- Chengalam south Location in Kerala, India Chengalam south Chengalam south (India)
- Coordinates: 9°35′0″N 76°28′0″E﻿ / ﻿9.58333°N 76.46667°E
- Country: India
- State: Kerala
- District: Kottayam

Languages
- • Official: Malayalam, English
- Time zone: UTC+5:30 (IST)
- Telephone code: 0481
- Vehicle registration: KL-5
- Nearest city: Kottayam

= Chengalam South =

Chengalam South is a small hamlet located in Thiruvarpu panchayath in Kottayam town of Kerala, India.

==History==
It is believed that the name Chengalam came from the word chenkulam (Red soiled ponds). Chempakaseri family and Pattathanam family were staying in this place. Pattathanam family is still a well known family in this area. The place was once completely paddy fields. Now so many houses and buildings are in this village. The place is now easier to build big buildings since paddy fields were converted to land. During flood time this village was completely under water. Now the road has been rebuilt and floods are not affecting transportation.

==Geography==
The Branch of Meenachil River flows through this village. The village consists of two type of terrestrials. The area near Kumarakom is a part of north Kuttanad full of paddy fields. The north area is a hilly area and it is known as Kunnumpuram. The southern area is always threatened by flood. The river goes directly to Vemabanad Lake but it is very narrow in this region. That is the main reason for the floods in this area.

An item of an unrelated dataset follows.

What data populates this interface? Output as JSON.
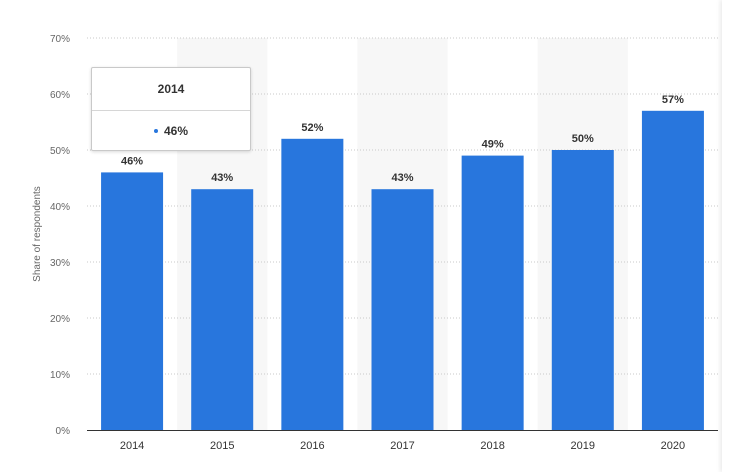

The major occupation in Chenagalam was farming. Rice is the important agricultural product. Farmers follow the traditional two crops per year. But because of the continuous floods farmers are dropping the monsoon crops.

The nearest city with over a million people to Chenagalam South is Kochi, which is approximately 75 kilometres to the north-west of Chengalam South. However, due to Chenagalam South not having its own train station, any journeys to Kochi would have to go to Kottayam, a city with 800,000 people, to go to it

==Demographics==
The main religions followed by the villagers in Chengalam are Hinduism, Islam and Christianity.

According to the 2011 Census, Chengalam South has a population of 16,111 with a sex ratio of 1,034 females per 1,000. The 2011 census also tells us that around 52% of the population are Hindus, 28.2% are Muslims, 19.6% are Christians and the remaining 0.13% are made up of other religions or none. This means that there are several places of worship for all these different religions, such as the Chengalathu Kavu Devi Temple for Hindus, the St. Mary's Knanaya Jacobite Church for Christians and the Thableegul Islam Masjid for Muslims.

By road, Chengalam is about 8 km on the Kottayam–Kumarakom route. The nearest railway station is Kottayam Railway Station,.

Kumarakom (3 km) is a nearby tourist attraction.

==Culture==
Chengalathu Kavu Devi Temple (Chengalath Kavu) and Madhathil Bhagavathi Temple (ooranma temple of kumaranallor devi temple) are the most famous and major Hindu worship places in the village. Meena Bharani is the mostly celebrated festival in Chengalathu kavu temple and Thrikkarthika is the festival time of Madhathil Bhagavathi Temple. People across all the quarters of society take part in it irrespective of their religion.

St Mary's Knanaya Jacobite Church Chengalam is one of the Christian churches in Chengalam. There are other Christian denomination's churches, too, situated at Chengalam Kunnupuram. St. Thomas Jacobite church is the oldest church in Chengalam. St. Joseph Catholic Church of Vijyapuram diocese is also situated at Chengalam Kunnupuram. Situated Seventh-Day Adventist Church, North Kerala Section of SDA, since 1932. Then other Pentecostal denomination prayer halls also have a place in Chengalam Kunnupuram's area.